Sağlık çalışanları baskıyla hasta halde çalıştırılıyor
Salgına dair tek bir önlem önerisinde bulunmayan Sağlık Bakanlığı, sağlık emekçilerine “İstirahat dahi etmeyin, rapor almayın, hasta halde çalışmaya devam edin” diye yazılar gönderiyor. ASM’lerde hastalanmamış neredeyse tek bir ebe, hekim ve hemşire kalmamışken; sağlık çalışanlarından istenen, yüksek ateş ve nefes darlığı ile çalışması. Salgın döneminde en çok ihtiyaç duyulan MHRS bile işlevsiz kılınarak, salgını önlemek değil hastalığın tedavi edilmesi tercih edilmektedir.

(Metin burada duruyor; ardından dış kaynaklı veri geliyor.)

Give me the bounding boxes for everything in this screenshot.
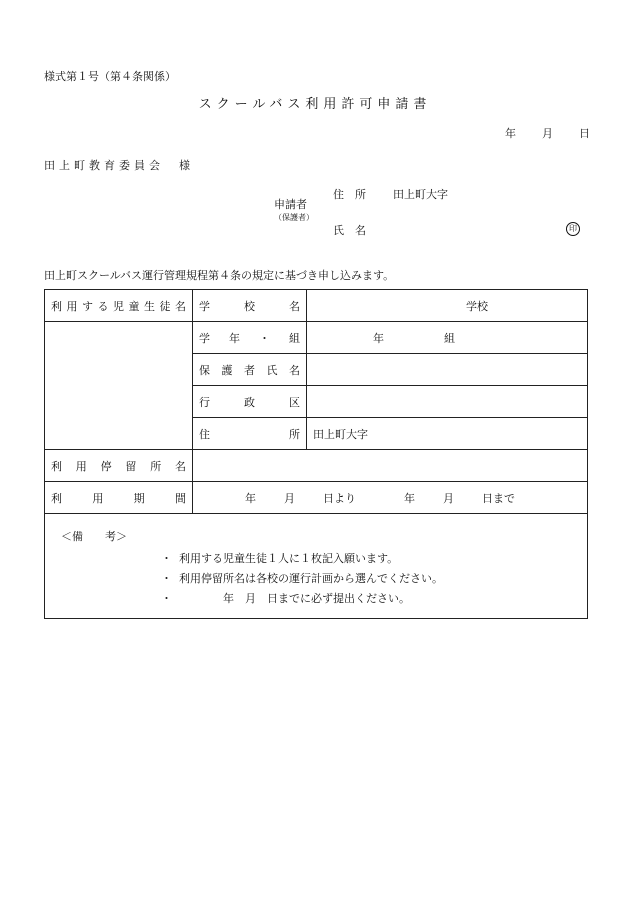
period-end-day: 日まで <box>482 491 515 505</box>
label-char: 者 <box>244 363 255 377</box>
label-char: 用 <box>75 459 87 473</box>
table-row <box>45 482 588 514</box>
label-char: 用 <box>66 299 78 313</box>
address-label <box>199 426 300 442</box>
label-char: 用 <box>92 491 104 505</box>
note-text: 利用する児童生徒１人に１枚記入願います。 <box>179 552 399 565</box>
notes-title: ＜備 考＞ <box>61 530 127 543</box>
label-char: 学 <box>199 331 210 345</box>
address-label-cell <box>193 418 307 450</box>
label-char: 所 <box>150 459 162 473</box>
label-char: 生 <box>144 299 155 313</box>
label-char: す <box>82 299 93 313</box>
period-start-month: 月 <box>284 491 295 505</box>
grade-value-cell[interactable] <box>307 322 588 354</box>
grade-label-cell <box>193 322 307 354</box>
district-label-cell <box>193 386 307 418</box>
document-title: スクールバス利用許可申請書 <box>198 97 432 112</box>
student-name-label <box>51 298 186 314</box>
stop-value-cell[interactable] <box>193 450 588 482</box>
student-name-input-cell[interactable] <box>45 322 193 450</box>
date-year: 年 <box>505 127 516 140</box>
bullet-icon: ・ <box>161 552 172 565</box>
table-row <box>45 322 588 354</box>
guardian-sub-label: （保護者） <box>274 213 314 222</box>
label-char: 間 <box>174 491 186 505</box>
period-end-month: 月 <box>443 491 454 505</box>
label-char: 氏 <box>266 363 278 377</box>
label-char: 行 <box>199 395 210 409</box>
label-char: 徒 <box>159 299 171 313</box>
label-char: 童 <box>128 299 140 313</box>
note-item <box>161 590 410 606</box>
district-label <box>199 394 300 410</box>
school-label-cell <box>193 290 307 322</box>
school-label <box>199 298 300 314</box>
applicant-address-label: 住 所 <box>333 188 366 201</box>
table-row <box>45 450 588 482</box>
seal-mark: 印 <box>566 222 580 236</box>
label-char: 停 <box>100 459 112 473</box>
period-end-year: 年 <box>404 491 415 505</box>
stop-label <box>51 458 186 474</box>
guardian-name-label <box>199 362 300 378</box>
period-label <box>51 490 186 506</box>
stop-label-cell <box>45 450 193 482</box>
applicant-name-label: 氏 名 <box>333 224 366 237</box>
period-start-day: 日より <box>323 491 356 505</box>
label-char: 所 <box>289 427 300 441</box>
label-char: 校 <box>244 299 255 313</box>
intro-text: 田上町スクールバス運行管理規程第４条の規定に基づき申し込みます。 <box>44 269 395 282</box>
date-day: 日 <box>579 127 590 140</box>
application-table <box>44 289 588 619</box>
school-suffix: 学校 <box>466 299 488 313</box>
label-char: 保 <box>199 363 210 377</box>
note-text: 利用停留所名は各校の運行計画から選んでください。 <box>179 572 443 585</box>
date-line <box>505 125 590 141</box>
label-char: 利 <box>51 491 62 505</box>
guardian-name-value-cell[interactable] <box>307 354 588 386</box>
label-char: 利 <box>51 299 62 313</box>
period-start-year: 年 <box>245 491 256 505</box>
label-char: 留 <box>125 459 137 473</box>
label-char: 名 <box>174 459 186 473</box>
guardian-name-label-cell <box>193 354 307 386</box>
label-char: 名 <box>289 363 300 377</box>
label-char: 住 <box>199 427 210 441</box>
label-char: 政 <box>244 395 255 409</box>
bullet-icon: ・ <box>161 572 172 585</box>
period-value-cell[interactable] <box>193 482 588 514</box>
note-text: 年 月 日までに必ず提出ください。 <box>179 592 410 605</box>
grade-year: 年 <box>373 331 384 345</box>
label-char: 年 <box>229 331 240 345</box>
address-value-cell[interactable] <box>307 418 588 450</box>
table-row <box>45 514 588 619</box>
label-char: 名 <box>175 299 186 313</box>
notes-cell <box>45 514 588 619</box>
district-value-cell[interactable] <box>307 386 588 418</box>
table-row <box>45 290 588 322</box>
applicant-label: 申請者 <box>274 198 307 211</box>
label-char: ・ <box>259 331 270 345</box>
label-char: る <box>97 299 109 313</box>
notes-section <box>45 514 587 618</box>
applicant-address-value: 田上町大字 <box>393 188 448 201</box>
grade-label <box>199 330 300 346</box>
date-month: 月 <box>542 127 553 140</box>
period-label-cell <box>45 482 193 514</box>
label-char: 利 <box>51 459 62 473</box>
address-value: 田上町大字 <box>313 427 368 441</box>
student-name-label-cell <box>45 290 193 322</box>
form-number: 様式第１号（第４条関係） <box>44 70 176 83</box>
note-item <box>161 550 398 566</box>
label-char: 期 <box>133 491 145 505</box>
school-value-cell[interactable] <box>307 290 588 322</box>
bullet-icon: ・ <box>161 592 172 605</box>
label-char: 児 <box>113 299 124 313</box>
note-item <box>161 570 443 586</box>
recipient: 田上町教育委員会 様 <box>44 159 194 172</box>
label-char: 護 <box>221 363 233 377</box>
label-char: 区 <box>289 395 300 409</box>
label-char: 組 <box>289 331 300 345</box>
label-char: 学 <box>199 299 210 313</box>
label-char: 名 <box>289 299 300 313</box>
grade-class: 組 <box>444 331 455 345</box>
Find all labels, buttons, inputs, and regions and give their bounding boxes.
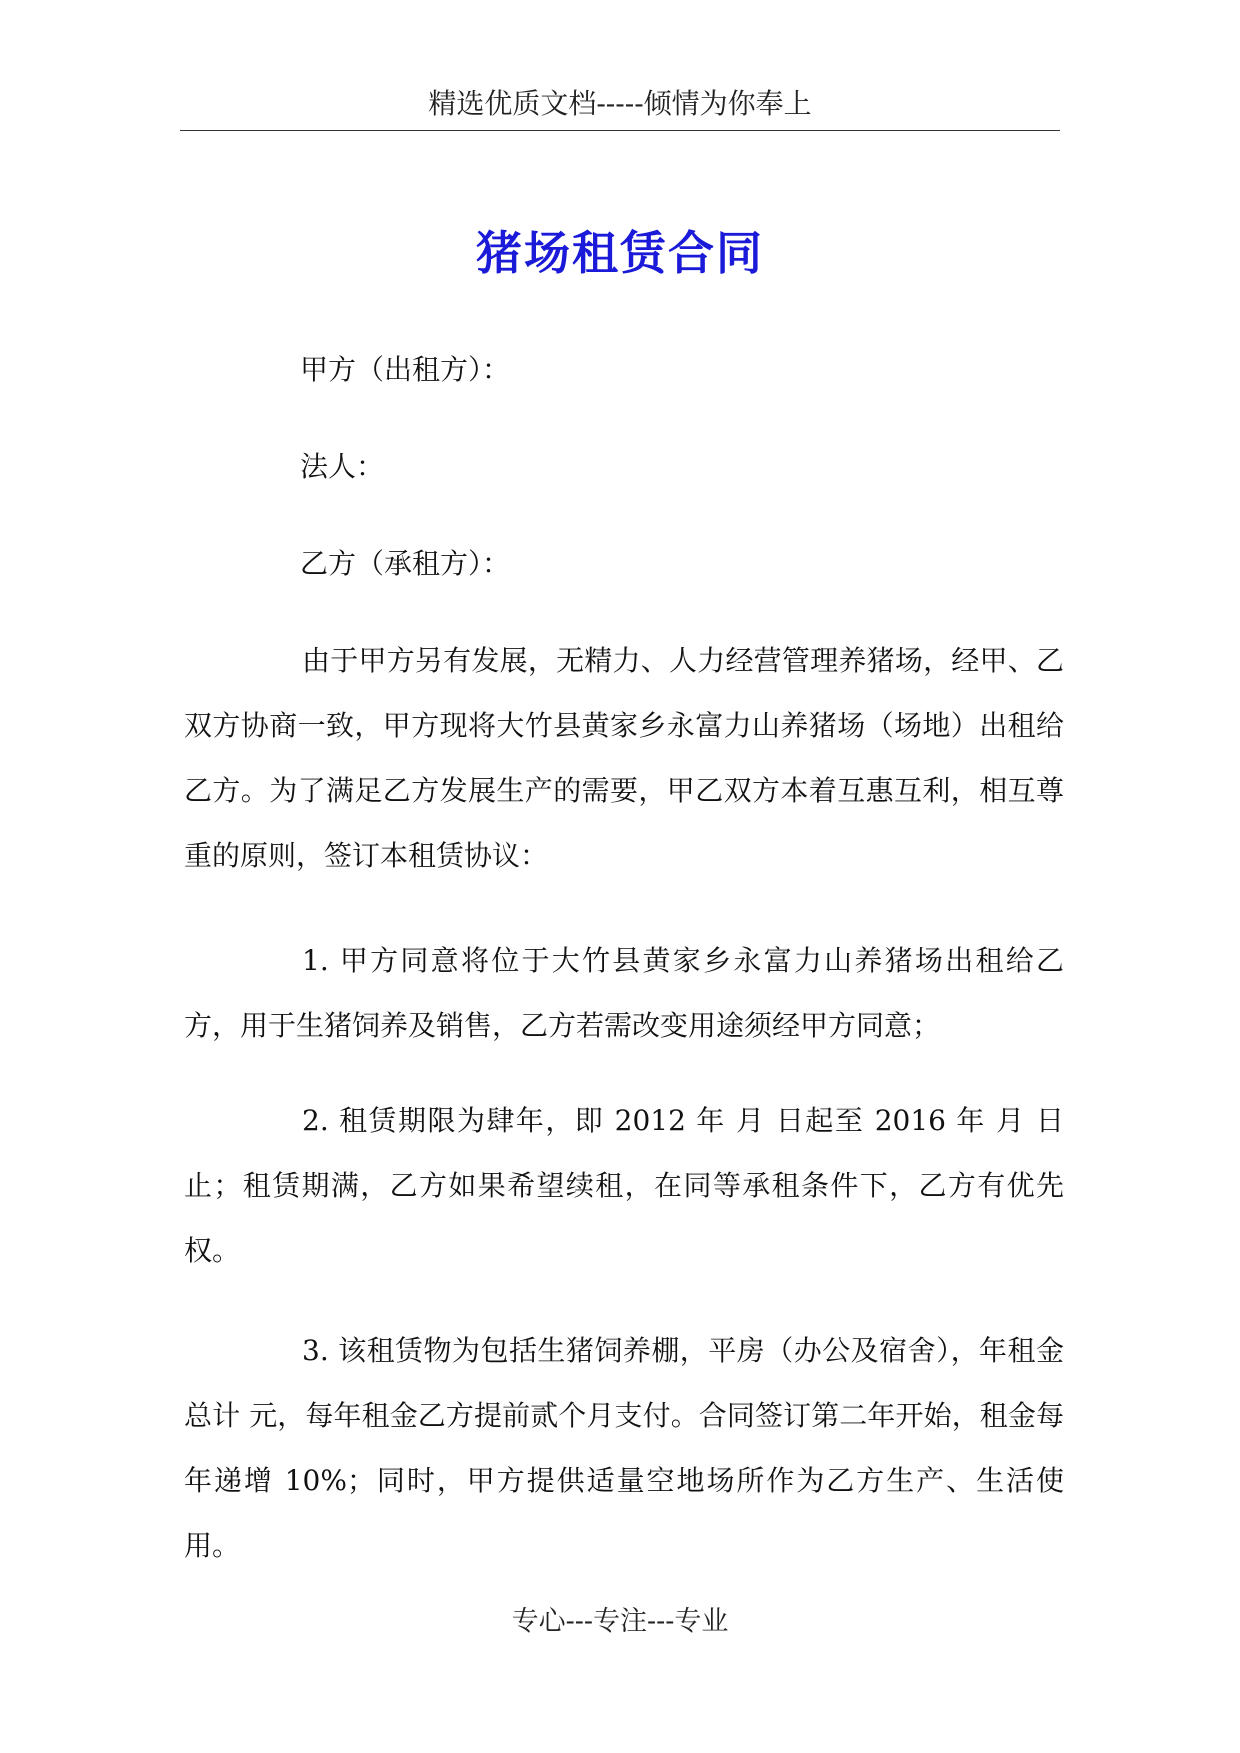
- clause-2: 2. 租赁期限为肆年，即 2012 年 月 日起至 2016 年 月 日止；租赁期满，乙方如果希望续租，在同等承租条件下，乙方有优先权。: [184, 1104, 1064, 1267]
- party-b-label: 乙方（承租方）：: [300, 547, 511, 580]
- clause-3: 3. 该租赁物为包括生猪饲养棚，平房（办公及宿舍），年租金总计 元，每年租金乙方提前贰个月支付。合同签订第二年开始，租金每年递增 10%；同时，甲方提供适量空地场所作为乙方生产、生活使用。: [184, 1334, 1064, 1562]
- intro-paragraph: 由于甲方另有发展，无精力、人力经营管理养猪场，经甲、乙双方协商一致，甲方现将大竹县黄家乡永富力山养猪场（场地）出租给乙方。为了满足乙方发展生产的需要，甲乙双方本着互惠互利，相互尊重的原则，签订本租赁协议：: [184, 644, 1064, 872]
- page-header: 精选优质文档-----倾情为你奉上: [180, 78, 1060, 131]
- legal-person-label: 法人：: [300, 450, 385, 483]
- document-title: 猪场租赁合同: [476, 226, 764, 280]
- clause-1: 1. 甲方同意将位于大竹县黄家乡永富力山养猪场出租给乙方，用于生猪饲养及销售，乙方若需改变用途须经甲方同意；: [184, 944, 1064, 1042]
- page-footer: 专心---专注---专业: [511, 1606, 729, 1637]
- party-a-label: 甲方（出租方）：: [300, 353, 511, 386]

Yaşadığımız bahar nezlesi değil, ölümcül Influenza ve Kovid salgını
Sağlık Bakanlığı bu salgına dair yaptığı açıklamalarda, salgının toplumda yarattığı olumsuz etkiyi önemsiz göstermek için grip ve COVID salgını yerine sıradan mevsimsel nezleden bahsetmektedir. Oysa Sağlık Bakanlığı’nın elinde mevcut salgına ilişkin veriler mevcutken, salgının kapsamı ve toplumda yarattığı tahribat bilinmekte iken bunu kamuoyundan gizleyerek toplumun salgından korunması için alınması gereken tedbirlerden kaçındığı açıktır. Yaşadığımız bahar nezlesi değil, ölümcül İnfluenza ve COVID salgınıdır.
TTB olarak uyardık, göreve davet ettik, görmezden geldiler
Türk Tabipleri Birliği (TTB), toplumu ve sağlık çalışanlarını derinden etkileyen salgına karşı Sağlık Bakanlığı’na çağrıda bulunarak halkın salgına karşı korunması amacıyla başta aşı olmak üzere koruyucu önlemelerin geliştirmesi, halkın ve sağlık çalışanlarının bilgilendirilmesi ve alınacak tedbirler için önerilerde bulunmuş fakat maalesef bu öneriler ve talepler hükümet tarafından görmezlikten gelinmiştir.
İnfleunza ya da COVID olmamak için “Elimizdeki en büyük koz hastalanmamaktır” diyerek suçu bireylere, “Rapor almayın, hasta hasta çalışın” diyerek yükü sağlık emekçilerine atamazsınız.
Ne yapılmalı? Ne yapmalıyız?
Yaşadığımız salgın basit bir nezle değildir. Toplum ve sağlık çalışanları salgınla ilgili sürekli bilgilendirilmeli, koruyucu önlemler hatırlatılmalı, eğitimler yapılmalıdır.
Sağlık kurumlarında maske takılması zorunludur. Genelgeler halen geçerlidir ve maske şu an en çok ihtiyacımız olan koruyucu tedbirlerden biridir.
Toplu taşıma, kapalı kalabalık ortamlarda maske-mesafe-hijyen kuralının uygulanması, bunun için yönetenlerin kararlı tutum içinde olmaları önemli ve gereklidir.
Sağlık kurumlarında sağlık emekçilerinin hastalığı bir iş güvenliği sorunudur.
Hastalanan her sağlık emekçisinin sorumluluğu Sağlık Bakanlığı’na aittir.
Tereddüdü giderilmediği için aşı olmayan her yurttaşımızın sorumluluğu da Sağlık Bakanlığı’ndadır.
Riskli grupları korumak için grip aşısı halen mevcuttur ama aşı karşıtları söylemleriyle kafası karıştırılan yurttaşlar doğru bilgilendirilmelidir. COVID-19 güncel varyantı için aşı temin edilmeli risk gruplarına uygulanmalıdır.
Sağlık Bakanlığı acilen harekete geçmeli, görev ve sorumluluğunu yerine getirmelidir.
TTB Aile Hekimliği Kolu olarak; süreci takip ettiğimizi, uyarı ve taleplerimizi eksiltmeyeceğimizi, halkın sağlık hakkı ile sağlık emekçilerinin yaşam ve güvenli çalışma ortamı başta olmak üzere hakları için mücadele etmeye kararlı olduğumuzu bildiriyoruz.
Halkımızı bizimle birlikte dayanışma içinde sağlığımızı ve yaşamımızı birlikte korumaya davet ediyoruz.